It may even be a necessary means to optimise poultry production, concluded Peter Ferket (North Carolina State University) and Zehave Uni (Hebrew University of Jerusalem, Israel) at the Alltech Symposium in Lexington, Kentucky held this week.
The incubation and neonatal periods account for about 50% of the productive life of a 2-kg market broiler. The perinatal period, the last 4 days before hatch through the first 4 d after hatch, is most critical for development and survival of commercial broilers, the researcher state.
It is also the period during which nutritional conditioning and perinatal programming can occur. The perinatal chick makes the metabolic and physiological transition from nutrition supplied in the egg to feed, and it is functionally ‘programmed’ to adopt its environment.
Insufficient nutrient supply
A chicks first meal occurs when they consume the amnion fluid before internal piping. Due to restricted feeding of parent stock and egg production rate and other stress related issues the nutrients in the amnion fluid may be lacking critical nutrients.

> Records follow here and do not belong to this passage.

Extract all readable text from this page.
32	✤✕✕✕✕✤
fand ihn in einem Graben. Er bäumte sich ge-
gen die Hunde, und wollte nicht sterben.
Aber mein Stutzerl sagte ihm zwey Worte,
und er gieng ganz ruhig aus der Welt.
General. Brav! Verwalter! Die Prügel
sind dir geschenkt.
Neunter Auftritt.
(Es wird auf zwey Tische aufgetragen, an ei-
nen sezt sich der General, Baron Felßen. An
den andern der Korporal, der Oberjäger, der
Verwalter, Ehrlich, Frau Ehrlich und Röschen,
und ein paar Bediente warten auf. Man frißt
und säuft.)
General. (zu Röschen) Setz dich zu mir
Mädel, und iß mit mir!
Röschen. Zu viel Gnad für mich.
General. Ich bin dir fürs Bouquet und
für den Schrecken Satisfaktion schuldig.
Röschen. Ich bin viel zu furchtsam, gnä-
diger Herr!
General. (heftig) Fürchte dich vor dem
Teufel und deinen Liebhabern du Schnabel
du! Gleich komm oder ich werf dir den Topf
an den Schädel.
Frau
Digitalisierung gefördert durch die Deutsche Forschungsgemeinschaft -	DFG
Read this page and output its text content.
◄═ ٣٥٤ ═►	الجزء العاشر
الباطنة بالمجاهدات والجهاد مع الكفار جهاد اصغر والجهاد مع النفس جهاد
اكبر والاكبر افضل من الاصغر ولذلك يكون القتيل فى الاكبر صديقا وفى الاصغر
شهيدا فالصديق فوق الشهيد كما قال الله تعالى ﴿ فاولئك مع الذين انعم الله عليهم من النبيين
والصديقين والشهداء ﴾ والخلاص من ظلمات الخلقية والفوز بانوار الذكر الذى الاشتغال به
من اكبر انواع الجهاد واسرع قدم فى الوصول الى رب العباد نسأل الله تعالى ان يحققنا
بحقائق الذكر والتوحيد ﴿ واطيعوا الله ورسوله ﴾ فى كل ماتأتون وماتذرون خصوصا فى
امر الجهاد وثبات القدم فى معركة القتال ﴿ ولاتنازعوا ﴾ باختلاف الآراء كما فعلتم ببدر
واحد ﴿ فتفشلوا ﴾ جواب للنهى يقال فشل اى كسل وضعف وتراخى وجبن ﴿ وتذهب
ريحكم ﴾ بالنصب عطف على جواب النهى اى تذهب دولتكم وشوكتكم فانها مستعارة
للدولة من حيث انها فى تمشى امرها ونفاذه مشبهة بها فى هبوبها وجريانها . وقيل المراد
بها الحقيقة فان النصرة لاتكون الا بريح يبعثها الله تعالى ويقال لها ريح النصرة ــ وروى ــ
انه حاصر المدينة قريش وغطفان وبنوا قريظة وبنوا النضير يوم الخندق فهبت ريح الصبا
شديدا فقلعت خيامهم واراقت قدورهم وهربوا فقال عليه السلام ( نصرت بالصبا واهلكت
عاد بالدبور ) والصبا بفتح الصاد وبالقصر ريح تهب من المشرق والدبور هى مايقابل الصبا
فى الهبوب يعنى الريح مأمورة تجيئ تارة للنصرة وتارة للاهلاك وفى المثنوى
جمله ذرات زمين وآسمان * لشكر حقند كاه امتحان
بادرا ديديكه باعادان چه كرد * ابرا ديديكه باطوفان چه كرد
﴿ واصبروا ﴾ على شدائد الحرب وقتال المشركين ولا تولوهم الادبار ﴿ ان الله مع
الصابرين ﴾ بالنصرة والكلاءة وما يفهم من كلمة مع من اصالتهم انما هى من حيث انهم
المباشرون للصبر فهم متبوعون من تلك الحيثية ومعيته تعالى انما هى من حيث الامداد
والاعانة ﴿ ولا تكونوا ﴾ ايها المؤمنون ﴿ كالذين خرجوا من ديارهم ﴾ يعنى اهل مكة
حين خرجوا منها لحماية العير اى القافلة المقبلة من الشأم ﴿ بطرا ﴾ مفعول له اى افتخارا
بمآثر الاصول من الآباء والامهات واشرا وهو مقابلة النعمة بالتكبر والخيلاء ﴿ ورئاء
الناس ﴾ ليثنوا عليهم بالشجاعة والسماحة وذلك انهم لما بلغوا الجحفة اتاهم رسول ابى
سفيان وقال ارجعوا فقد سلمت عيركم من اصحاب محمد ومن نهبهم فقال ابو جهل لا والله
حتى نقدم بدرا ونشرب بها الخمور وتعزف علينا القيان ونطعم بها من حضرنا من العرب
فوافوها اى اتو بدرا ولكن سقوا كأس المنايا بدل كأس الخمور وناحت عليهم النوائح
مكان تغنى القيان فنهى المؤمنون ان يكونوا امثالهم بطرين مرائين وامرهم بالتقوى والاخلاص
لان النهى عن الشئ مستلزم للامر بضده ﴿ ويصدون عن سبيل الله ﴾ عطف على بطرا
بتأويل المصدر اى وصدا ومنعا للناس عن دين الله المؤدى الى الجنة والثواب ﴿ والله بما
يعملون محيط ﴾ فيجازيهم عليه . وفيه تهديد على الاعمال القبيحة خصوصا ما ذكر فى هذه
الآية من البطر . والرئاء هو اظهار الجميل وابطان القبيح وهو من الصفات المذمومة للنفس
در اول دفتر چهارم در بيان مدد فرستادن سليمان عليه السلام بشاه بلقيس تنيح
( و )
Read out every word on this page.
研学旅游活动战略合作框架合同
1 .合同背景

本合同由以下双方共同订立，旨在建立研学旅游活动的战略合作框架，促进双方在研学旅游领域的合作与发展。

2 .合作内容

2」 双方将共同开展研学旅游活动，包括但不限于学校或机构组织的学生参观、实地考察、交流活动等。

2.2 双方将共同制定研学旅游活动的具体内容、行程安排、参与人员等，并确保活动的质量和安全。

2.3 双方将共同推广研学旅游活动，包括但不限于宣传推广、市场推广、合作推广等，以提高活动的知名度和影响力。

Supplementing the amnion fluid with appropriate nutrients is a novel way to feed critical dietary components to embryos. Indeed this ‘in ovo-feeding’ may ‘jump-start’ development of the chick.
Advantages
Ferket and Uni signal several advantages of in-ovo feeding:
- Improved digestive capacity,
- Increased growth rate and feed efficiency,
- Reduced post-hatch mortality and morbidity,
- Improved immune response to enteric agents,
- Reduced incidence of developmental skeletal disorders, and
- Increased muscle development and breast meat yield.
In laboratory trials in-ovo feeding has increased hatchling weights by 1-7% over controls and this advantage has been observed to sustain at least 35 days.
Positive effects have been observed with in-ovo feeding solutions containing NaCl, sucrose, maltose, and dextrin beta-hydroxy-beta-methyl butyrate, arginine, egg white protein, and Zn-methionine.
The scientists also said that in-ovo feeding clearly advances the digestive capacity, energy status, and development of critical tissues of the perinatal chick about 2 to 3 days.